The U.S. Supreme Court on Monday agreed to hear another major policy dispute between the Obama administration and conservative states, putting a review of Arizona's immigration enforcement statute on the spring docket with a challenge to the constitutionality of the president's health care reform legislation.

The takeaway from the high court's decision to quickly consider cases that would have affected the 2012 elections regardless: Justices are paying close attention to issues of national significance and understand the importance of clarifying them as quickly as possible.

Arizona's Support Our Law Enforcement and Safe Neighborhoods Act -- more commonly known as SB 1070 -- was approved last year with two especially controversial provisions. The first requires immigrants to carry documentation of their status (something already required of foreign nationals under federal law). The second gives local and state police the authority to ask people about their immigration status in the course of actions such as traffic stops or calls to domestic disturbances, as well as the power to arrest anyone they suspect of being in the United States illegally.

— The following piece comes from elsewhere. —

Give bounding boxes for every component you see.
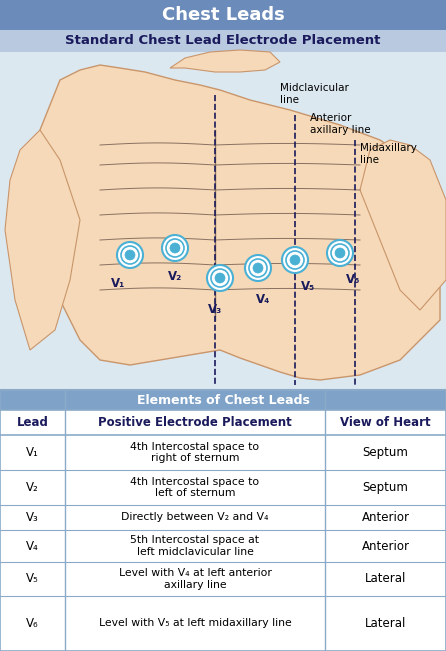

Shortly after the law's enactment, a federal judge blocked those and other parts of the law at the request of the Obama administration, agreeing that immigration enforcement is an exclusively federal function. The Supreme Court will review that partial injunction and the lower-court decisions that upheld it.

That injunction did nothing to halt a wave of copycat legislation in other states, most notably Alabama, South Carolina and Utah. That's because the federal government, while demanding full responsibility for immigration enforcement, is largely abdicating that job and imposing the fiscal and social costs of its nonfeasance on the states.

Can states step into this void to limit their costs? In May, the high court answered "yes," albeit in a limited context. Justices upheld another Arizona statute, one that allows the revocation of a business license if an employer doesn't verify the immigration status of workers and hires people in the country illegally. Already, many local governments -- including Las Vegas -- work in conjunction with federal agencies to check the immigration status of suspects arrested on suspicion of other crimes.

The issue is not going away, especially in a hobbled economy. Clarification from the Supreme Court on the extent of federal authority in immigration enforcement could compel states to act where Washington won't, or to end their own legislative efforts and agitate Congress for a reasonable remedy.

As with its coming ruling on ObamaCare, the high court's decision on SB 1070 will go a long way toward determining the reach of the federal government and the freedom of the states. The country needs the clarity, and justices seem inclined to provide it.